Grammar Checking using Naive Bayes Algorithm [further vs farther]

Hi Mility,

I would first go through a document and only apply a model if there is a keyword in a sentence (e.g. there needs to be the word farther or further to use the farther-further model). Then I test the sentence with the model and if the model suggests I use farther when I wrote further, a program will underline the word with red to indicate it is wrong. However, if I wrote farther and the model suggests farther, the program will not do anything.

I haven’t coded any of this for Language Tools yet but am just working on building models for individual rules. This way the models can be used for LanguageTools or could be used by anyone to create their own grammar checker.

btw, I’m planning on using this format to create a bigotry spelling checker. The model will underline sexist, racist, and homophobic sentences. I reckon it’ll be very easy to build.

Hi Troy,
Thanks your explain.
Maybe my explain is not clear.
For example as the sentence below:(the data from your test data)

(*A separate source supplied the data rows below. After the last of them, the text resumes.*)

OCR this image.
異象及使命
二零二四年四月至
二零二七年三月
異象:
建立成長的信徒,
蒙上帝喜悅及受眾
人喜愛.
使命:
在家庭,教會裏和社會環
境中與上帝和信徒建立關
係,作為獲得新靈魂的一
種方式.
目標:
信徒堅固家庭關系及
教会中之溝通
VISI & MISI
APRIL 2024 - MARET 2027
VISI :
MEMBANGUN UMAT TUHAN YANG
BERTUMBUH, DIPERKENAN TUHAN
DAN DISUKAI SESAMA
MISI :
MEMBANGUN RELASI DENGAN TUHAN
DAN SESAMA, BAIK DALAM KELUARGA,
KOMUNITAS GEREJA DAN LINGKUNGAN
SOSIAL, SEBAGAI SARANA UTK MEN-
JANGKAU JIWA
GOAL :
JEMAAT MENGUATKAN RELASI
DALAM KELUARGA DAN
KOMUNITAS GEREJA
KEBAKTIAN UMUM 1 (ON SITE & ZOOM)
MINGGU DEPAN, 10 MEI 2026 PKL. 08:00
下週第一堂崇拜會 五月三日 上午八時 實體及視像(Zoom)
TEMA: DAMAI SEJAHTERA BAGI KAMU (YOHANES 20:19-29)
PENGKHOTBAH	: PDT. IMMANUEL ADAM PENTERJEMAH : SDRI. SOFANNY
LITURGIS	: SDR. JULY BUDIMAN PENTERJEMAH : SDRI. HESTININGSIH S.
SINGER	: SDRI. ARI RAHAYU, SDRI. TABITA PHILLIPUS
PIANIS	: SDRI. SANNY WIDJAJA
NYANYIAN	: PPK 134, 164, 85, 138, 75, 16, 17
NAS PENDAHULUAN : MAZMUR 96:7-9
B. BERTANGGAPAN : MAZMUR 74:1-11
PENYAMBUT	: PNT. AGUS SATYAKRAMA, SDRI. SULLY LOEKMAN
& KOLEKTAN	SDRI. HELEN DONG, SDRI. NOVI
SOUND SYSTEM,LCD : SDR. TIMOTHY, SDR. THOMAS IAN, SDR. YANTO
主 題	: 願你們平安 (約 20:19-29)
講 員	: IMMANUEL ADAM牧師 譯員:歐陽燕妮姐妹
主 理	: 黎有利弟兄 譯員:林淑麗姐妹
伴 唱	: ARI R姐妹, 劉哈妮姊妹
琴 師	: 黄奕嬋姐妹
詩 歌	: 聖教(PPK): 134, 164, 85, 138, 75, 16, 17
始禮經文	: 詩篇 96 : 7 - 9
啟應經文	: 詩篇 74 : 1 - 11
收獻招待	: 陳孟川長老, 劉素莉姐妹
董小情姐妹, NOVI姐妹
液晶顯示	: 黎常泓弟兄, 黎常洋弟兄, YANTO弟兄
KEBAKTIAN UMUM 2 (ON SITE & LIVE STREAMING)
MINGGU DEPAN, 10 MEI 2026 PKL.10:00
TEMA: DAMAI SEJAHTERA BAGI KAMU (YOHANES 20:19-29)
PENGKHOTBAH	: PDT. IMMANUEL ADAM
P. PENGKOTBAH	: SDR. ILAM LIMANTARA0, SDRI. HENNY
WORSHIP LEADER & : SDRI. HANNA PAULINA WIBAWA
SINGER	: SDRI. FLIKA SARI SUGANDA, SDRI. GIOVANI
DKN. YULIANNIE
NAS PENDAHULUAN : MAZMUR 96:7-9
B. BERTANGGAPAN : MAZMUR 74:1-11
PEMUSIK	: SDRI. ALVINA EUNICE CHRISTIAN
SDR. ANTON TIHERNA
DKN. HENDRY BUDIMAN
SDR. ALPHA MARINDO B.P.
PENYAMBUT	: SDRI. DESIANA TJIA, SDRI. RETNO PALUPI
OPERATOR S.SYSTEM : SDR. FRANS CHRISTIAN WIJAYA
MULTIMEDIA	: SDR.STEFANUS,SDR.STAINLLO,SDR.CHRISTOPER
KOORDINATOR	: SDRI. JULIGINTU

  "he didn't want to talk about it any", further

Because we know that this sentence should use further, how to decide the position to insert the further?
further may at any position in this sentence. Such as:


 he further didn't want to talk about it any
 he didn't further want to talk about it any
 he didn't want further to talk about it any
 ....

How to determine which of the above sentence is what we want, this is a problem?

Ahh, yeah that could be a problem. I guess this could be fixed by logging the position of the keyword before putting it through the model. So a program could first (1) look through the sentences for a keyword, (2) if it finds a keyword, split up the sentence into words and log the position of the keyword, (3) put the words through the model without the keyword, and (4) find out whether the keyword is an error or not.

However, it may be difficult if there are 2 keywords in a sentence. Such as:

how can we further run farther at the marathon?

This could be another problem.